No soy una gran fan de los relatos breves. Sí, reconozco la maestría que requiere un buen cuento, la capacidad de sintetización, el mérito que tiene decirlo todo sin decir demasiado, pero casi siempre he optado por recurrir a las novelas, buscando saborear algo más despacio cada personaje, cada anécdota e intentando entrar en ellos poco a poco.


Sin embargo, hace poco cayó en mis manos esta recopilación de cuentos de la vasca Eider Rodríguez que ha conseguido que entre en cada uno de ellos desde el primer minuto.
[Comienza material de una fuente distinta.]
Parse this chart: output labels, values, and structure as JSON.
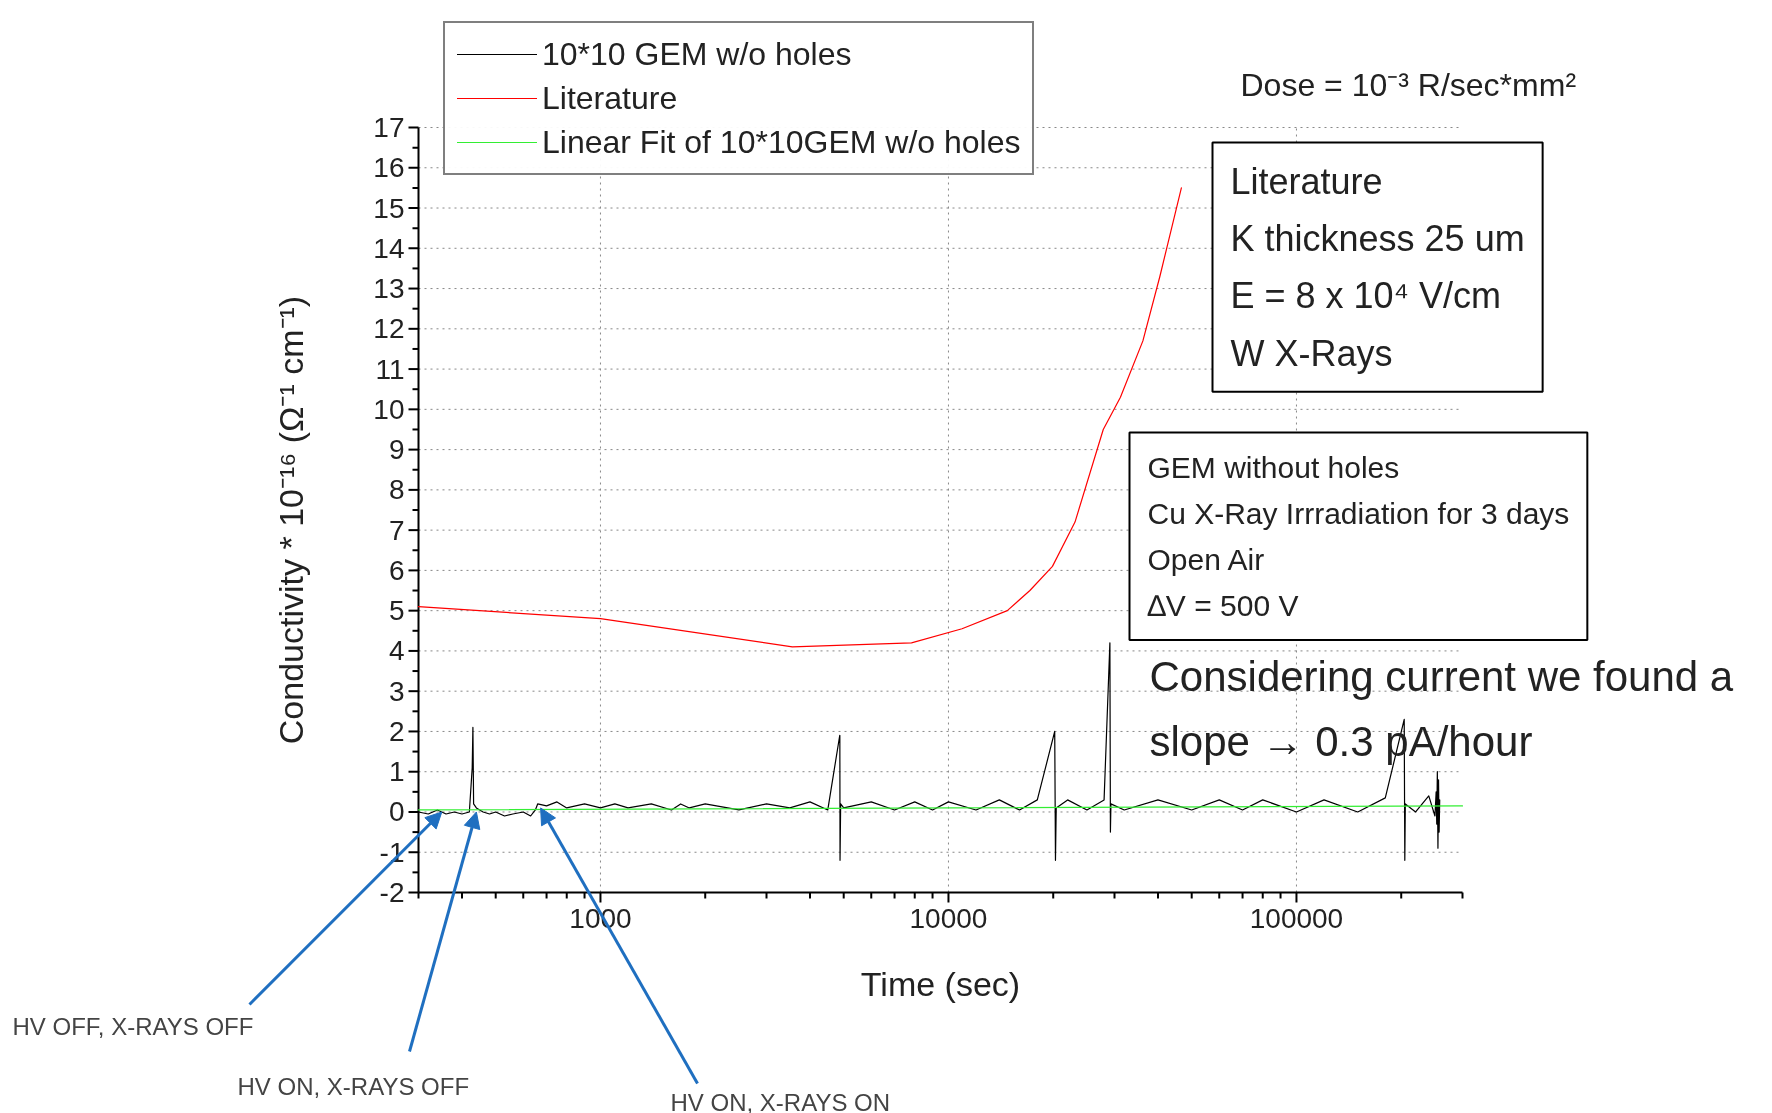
{
  "chart_data": {
    "type": "line",
    "xlabel": "Time (sec)",
    "ylabel": "Conductivity * 10⁻¹⁶ (Ω⁻¹ cm⁻¹)",
    "log": "x",
    "xlim": [
      300,
      300000
    ],
    "xticks": [
      1000,
      10000,
      100000
    ],
    "ylim": [
      -2,
      17
    ],
    "yticks": [
      -2,
      -1,
      0,
      1,
      2,
      3,
      4,
      5,
      6,
      7,
      8,
      9,
      10,
      11,
      12,
      13,
      14,
      15,
      16,
      17
    ],
    "grid": true,
    "legend": "top left",
    "series": [
      {
        "name": "10*10 GEM w/o holes",
        "color": "#000000",
        "x": [
          300,
          320,
          340,
          360,
          380,
          400,
          420,
          428,
          430,
          432,
          440,
          460,
          480,
          500,
          530,
          560,
          600,
          630,
          650,
          660,
          700,
          750,
          800,
          900,
          1000,
          1100,
          1200,
          1400,
          1600,
          1700,
          1800,
          2000,
          2500,
          3000,
          3500,
          4000,
          4500,
          4870,
          4874,
          4880,
          4900,
          5000,
          6000,
          7000,
          8000,
          9000,
          10000,
          12000,
          14000,
          16000,
          18000,
          20200,
          20300,
          20400,
          22000,
          25000,
          28000,
          29100,
          29200,
          29300,
          32000,
          40000,
          50000,
          60000,
          70000,
          80000,
          100000,
          120000,
          150000,
          180000,
          204000,
          204800,
          205500,
          220000,
          240000,
          250000,
          252000,
          253000,
          254000,
          255000,
          256000,
          257000,
          258000
        ],
        "values": [
          0.0,
          -0.05,
          0.05,
          -0.05,
          0.0,
          -0.05,
          0.0,
          1.1,
          2.1,
          0.2,
          0.1,
          0.0,
          -0.05,
          0.0,
          -0.1,
          -0.05,
          0.0,
          -0.1,
          0.05,
          0.2,
          0.15,
          0.25,
          0.1,
          0.2,
          0.1,
          0.2,
          0.1,
          0.2,
          0.05,
          0.2,
          0.1,
          0.2,
          0.05,
          0.2,
          0.1,
          0.25,
          0.05,
          1.9,
          1.9,
          -1.2,
          0.2,
          0.1,
          0.25,
          0.05,
          0.25,
          0.05,
          0.25,
          0.05,
          0.3,
          0.05,
          0.3,
          2.0,
          -1.2,
          0.1,
          0.3,
          0.05,
          0.3,
          4.2,
          -0.5,
          0.2,
          0.05,
          0.3,
          0.05,
          0.3,
          0.05,
          0.3,
          0.0,
          0.3,
          0.0,
          0.35,
          2.3,
          -1.2,
          0.2,
          0.0,
          0.4,
          -0.1,
          0.5,
          -0.3,
          1.0,
          -0.9,
          0.8,
          -0.5,
          0.3
        ]
      },
      {
        "name": "Literature",
        "color": "#ff0000",
        "x": [
          300,
          1000,
          3560,
          7830,
          10940,
          14760,
          17140,
          19900,
          23100,
          27850,
          31200,
          36200,
          40500,
          46700
        ],
        "values": [
          5.1,
          4.8,
          4.1,
          4.2,
          4.55,
          5.0,
          5.5,
          6.1,
          7.2,
          9.5,
          10.3,
          11.7,
          13.3,
          15.5
        ]
      },
      {
        "name": "Linear Fit of 10*10GEM w/o holes",
        "color": "#33ee33",
        "x": [
          300,
          300000
        ],
        "values": [
          0.05,
          0.15
        ]
      }
    ],
    "annotations": [
      "Dose = 10⁻³ R/sec*mm²",
      "Literature\nK thickness 25 um\nE = 8 x 10⁴ V/cm\nW X-Rays",
      "GEM without holes\nCu X-Ray Irrradiation for 3 days\nOpen Air\n∆V = 500 V",
      "Considering current we found a\nslope → 0.3 pA/hour",
      {
        "text": "HV OFF, X-RAYS OFF",
        "x": 350,
        "y": 0
      },
      {
        "text": "HV ON, X-RAYS OFF",
        "x": 440,
        "y": 0
      },
      {
        "text": "HV ON, X-RAYS ON",
        "x": 673,
        "y": 0.1
      }
    ]
  }
}
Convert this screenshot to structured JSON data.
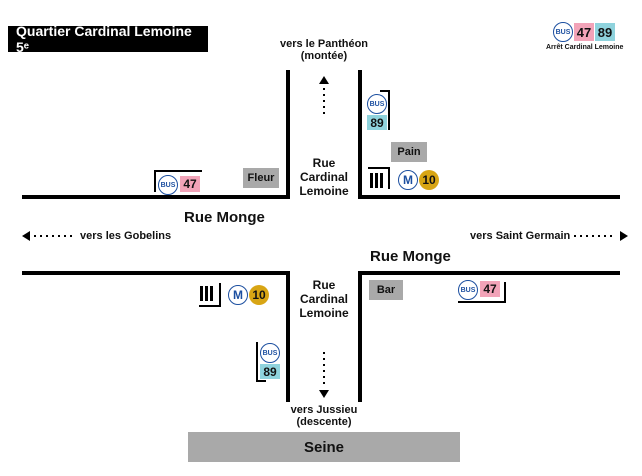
{
  "title": "Quartier Cardinal Lemoine 5ᵉ",
  "legend": {
    "bus_label": "BUS",
    "line_a": "47",
    "line_b": "89",
    "caption": "Arrêt Cardinal Lemoine"
  },
  "streets": {
    "monge_top": "Rue Monge",
    "monge_bottom": "Rue Monge",
    "cardinal_top": [
      "Rue",
      "Cardinal",
      "Lemoine"
    ],
    "cardinal_bottom": [
      "Rue",
      "Cardinal",
      "Lemoine"
    ]
  },
  "directions": {
    "north": [
      "vers le Panthéon",
      "(montée)"
    ],
    "south": [
      "vers Jussieu",
      "(descente)"
    ],
    "west": "vers les Gobelins",
    "east": "vers Saint Germain"
  },
  "places": {
    "fleur": "Fleur",
    "pain": "Pain",
    "bar": "Bar",
    "seine": "Seine"
  },
  "stops": {
    "bus_label": "BUS",
    "ne_bus_line": "89",
    "w_bus_line": "47",
    "se_bus_line": "47",
    "sw_bus_line": "89",
    "metro_label": "M",
    "metro_line": "10"
  },
  "colors": {
    "bus_blue": "#1c4fa0",
    "line_47": "#f2a3b8",
    "line_89": "#8fd3dd",
    "metro_10": "#d8a514",
    "shop_grey": "#a9a9a9"
  }
}
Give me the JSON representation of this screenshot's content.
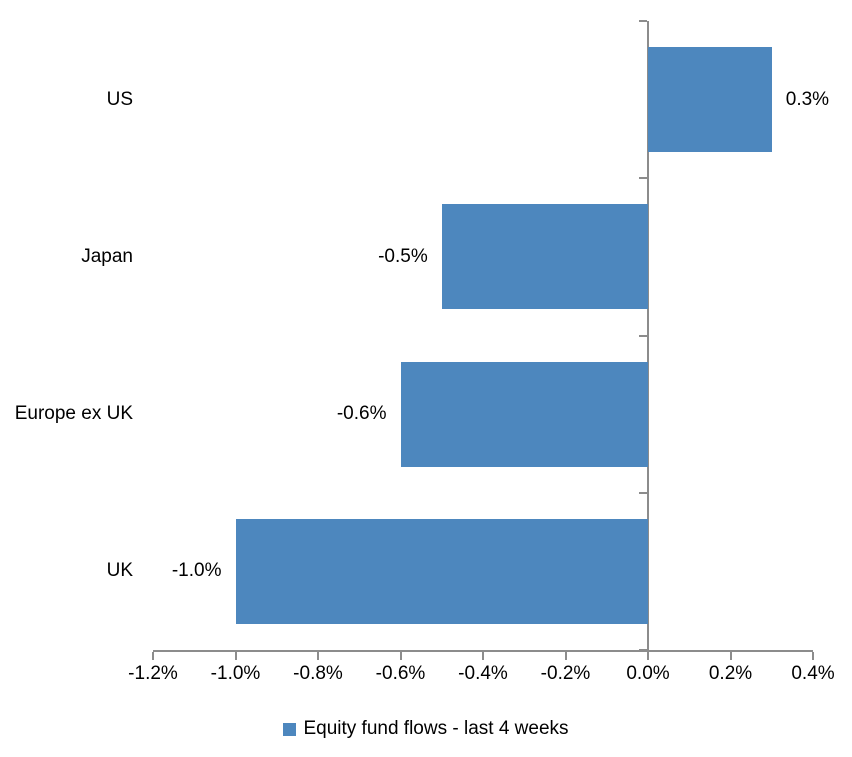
{
  "chart_data": {
    "type": "bar",
    "orientation": "horizontal",
    "title": "",
    "categories": [
      "US",
      "Japan",
      "Europe ex UK",
      "UK"
    ],
    "series": [
      {
        "name": "Equity fund flows - last 4 weeks",
        "values": [
          0.3,
          -0.5,
          -0.6,
          -1.0
        ],
        "data_labels": [
          "0.3%",
          "-0.5%",
          "-0.6%",
          "-1.0%"
        ],
        "color": "#4D87BE"
      }
    ],
    "xlabel": "",
    "ylabel": "",
    "xlim": [
      -1.2,
      0.4
    ],
    "x_tick_values": [
      -1.2,
      -1.0,
      -0.8,
      -0.6,
      -0.4,
      -0.2,
      0.0,
      0.2,
      0.4
    ],
    "x_tick_labels": [
      "-1.2%",
      "-1.0%",
      "-0.8%",
      "-0.6%",
      "-0.4%",
      "-0.2%",
      "0.0%",
      "0.2%",
      "0.4%"
    ],
    "grid": false,
    "legend_position": "bottom",
    "axis_color": "#8C8C8C",
    "text_color": "#000000",
    "background_color": "#FFFFFF"
  },
  "legend": {
    "items": [
      {
        "label": "Equity fund flows - last 4 weeks",
        "marker_color": "#4D87BE"
      }
    ]
  }
}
Los cuentos, en general, son como trucos de magia en los que es habitual que el autor aproveche la última parte para sorprender, para hacer un plot twist, un giro vaya, noquenado al lector y dejándolo indefenso. En Un corazón demasiado grade he tenido, en cambio, la sensación de que no hay grandes artimañas y es, precisamente, la sencillez y la cotidianidad lo que los hace especiales.


De alguna manera, Eider nos mete de lleno en la existencia de los personajes a los que acompañamos en una vivencia concreta, en un episodio de sus vidas. No lo sabemos todo de ellos, no conocemos toda su historia, pero no es necesario: a través de una pincelada somos capaces de descubrir algunas de sus carencias, sus anhelos y sus soledades.


Agradezco que no haya grandilocuencia, ni grandes pretensiones, ni finales lapidarios. Me gusta llegar a la vida de estas personas en momentos que parecen casuales e incluso absurdos: el día en que se les rompe una muela, que invitan a su hija a un cumpleaños, que les llama la vecina para que vayan a echar un vistazo a la casa. Todo el libro está impregnado de esta sencillez, de estos personajes antihéroes que no son ni muy buenos ni muy malos sino que, como todos, hacen lo que pueden por superar sus miedos y enfrentarse a ellos.


En Un corazón demasiado grande se recopilan veinte relatos de la autora y, por supuesto, algunos me han gustado más que otros. Con algunos he conseguido sacar algo de luz y quizás con otros me he quedado con la sensación de haberme perdido algún detalle o de haberme quedado a medias. Me gustaron muy especialmente: El cumpleaños, Preferiría no tener que mentir, Gatos o Y poco después ahora. En ellos no hay grandes historias ni épica pero desprenden humanidad y verdad y eso es todo lo que busco en un (buen) libro.